You can export the cleaned audio as a lossless WAV file, which preserves the exact processed samples, or as an MP3 at 128, 192, 256, or 320 kbps if you want a smaller file. WAV is the best choice if you plan to edit the audio further, while MP3 at 192 kbps or higher is a good balance of quality and size for sharing or listening.

Is there a file-size or length limit?

There is no server-imposed limit, since everything runs in your browser. The practical limit is your device memory, because the audio is decoded and held in memory while it is processed. Short clips and typical podcast-length recordings work comfortably, while very long files use more memory and take longer, as each 10-millisecond frame is processed one at a time on your CPU.

Does it work offline and on mobile?

Because the model is embedded in the page and everything runs on-device, once the page has loaded it can process audio without an active internet connection. It also works on mobile browsers, though phones are slower than a laptop or desktop, so long files will take more time. For the best experience with longer recordings, use a desktop browser.

Can I use the cleaned audio before transcription?

Yes, and it is a great use case. Removing steady background noise first often improves the accuracy of speech-to-text and subtitle tools, because the recognizer has a cleaner voice signal to work with. You can clean a recording here, download the WAV, and then run it through a transcription or subtitle generator for better results.

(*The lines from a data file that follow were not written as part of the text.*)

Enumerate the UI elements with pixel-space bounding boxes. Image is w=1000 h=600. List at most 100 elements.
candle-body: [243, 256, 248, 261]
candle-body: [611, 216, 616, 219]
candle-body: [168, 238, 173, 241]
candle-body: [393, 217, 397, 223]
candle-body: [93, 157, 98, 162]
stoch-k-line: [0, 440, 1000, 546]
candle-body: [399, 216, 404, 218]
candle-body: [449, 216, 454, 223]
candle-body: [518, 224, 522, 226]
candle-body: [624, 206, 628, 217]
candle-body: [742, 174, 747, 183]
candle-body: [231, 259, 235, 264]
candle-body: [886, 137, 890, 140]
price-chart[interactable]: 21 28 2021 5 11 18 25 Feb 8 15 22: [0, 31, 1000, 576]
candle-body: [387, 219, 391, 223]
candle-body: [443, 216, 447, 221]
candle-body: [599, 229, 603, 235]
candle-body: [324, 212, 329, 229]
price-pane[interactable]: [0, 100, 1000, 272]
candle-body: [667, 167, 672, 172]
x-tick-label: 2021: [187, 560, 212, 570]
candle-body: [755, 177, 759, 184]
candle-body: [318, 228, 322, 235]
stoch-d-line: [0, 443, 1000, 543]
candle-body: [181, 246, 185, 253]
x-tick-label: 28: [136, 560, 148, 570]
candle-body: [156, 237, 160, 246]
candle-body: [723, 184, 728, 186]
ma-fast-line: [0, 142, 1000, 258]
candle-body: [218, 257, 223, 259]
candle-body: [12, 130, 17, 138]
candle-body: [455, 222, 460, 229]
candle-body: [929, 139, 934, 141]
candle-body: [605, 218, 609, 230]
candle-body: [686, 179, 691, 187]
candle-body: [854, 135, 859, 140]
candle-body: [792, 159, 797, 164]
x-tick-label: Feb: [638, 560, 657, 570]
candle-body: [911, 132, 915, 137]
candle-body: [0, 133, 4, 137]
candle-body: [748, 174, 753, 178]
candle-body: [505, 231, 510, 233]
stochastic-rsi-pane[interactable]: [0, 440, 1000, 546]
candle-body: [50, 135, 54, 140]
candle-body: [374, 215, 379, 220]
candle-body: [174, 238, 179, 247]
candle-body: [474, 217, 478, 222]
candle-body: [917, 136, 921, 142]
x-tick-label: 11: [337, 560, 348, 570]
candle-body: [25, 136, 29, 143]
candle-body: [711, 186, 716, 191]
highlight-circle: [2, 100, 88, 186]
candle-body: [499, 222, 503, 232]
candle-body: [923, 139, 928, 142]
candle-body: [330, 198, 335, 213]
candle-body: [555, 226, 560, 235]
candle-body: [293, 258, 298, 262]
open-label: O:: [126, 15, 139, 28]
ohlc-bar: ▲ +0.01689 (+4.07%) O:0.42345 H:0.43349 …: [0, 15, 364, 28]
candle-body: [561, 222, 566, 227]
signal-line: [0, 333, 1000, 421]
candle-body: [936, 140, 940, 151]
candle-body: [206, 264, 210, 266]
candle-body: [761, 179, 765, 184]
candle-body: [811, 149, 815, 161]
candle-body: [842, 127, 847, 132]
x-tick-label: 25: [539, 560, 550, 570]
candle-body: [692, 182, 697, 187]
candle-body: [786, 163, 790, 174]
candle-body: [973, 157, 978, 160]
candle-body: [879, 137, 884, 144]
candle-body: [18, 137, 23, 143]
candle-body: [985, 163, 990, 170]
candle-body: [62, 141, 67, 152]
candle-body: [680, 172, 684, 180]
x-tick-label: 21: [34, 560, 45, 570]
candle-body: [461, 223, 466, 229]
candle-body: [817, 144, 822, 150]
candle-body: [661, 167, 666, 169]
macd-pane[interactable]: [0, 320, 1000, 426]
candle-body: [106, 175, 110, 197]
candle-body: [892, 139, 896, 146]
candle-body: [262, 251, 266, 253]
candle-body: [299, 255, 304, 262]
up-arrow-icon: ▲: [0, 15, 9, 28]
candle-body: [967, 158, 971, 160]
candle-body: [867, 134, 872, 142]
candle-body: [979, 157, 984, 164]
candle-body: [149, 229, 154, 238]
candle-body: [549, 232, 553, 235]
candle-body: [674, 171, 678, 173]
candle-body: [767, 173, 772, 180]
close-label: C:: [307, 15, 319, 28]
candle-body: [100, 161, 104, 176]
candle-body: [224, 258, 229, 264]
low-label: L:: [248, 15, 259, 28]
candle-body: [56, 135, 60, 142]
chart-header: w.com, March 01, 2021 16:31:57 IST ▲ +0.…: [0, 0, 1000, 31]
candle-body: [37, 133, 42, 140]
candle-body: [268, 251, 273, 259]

Will it make studio-quality audio out of a bad recording?

No tool can fully recover audio that was badly recorded, but noise reduction can meaningfully improve clarity by pulling the voice out from under steady background noise. RNNoise is good at that specific job. For the best final result, combine a clean recording environment, this noise reducer, and light editing rather than relying on any single step to fix everything.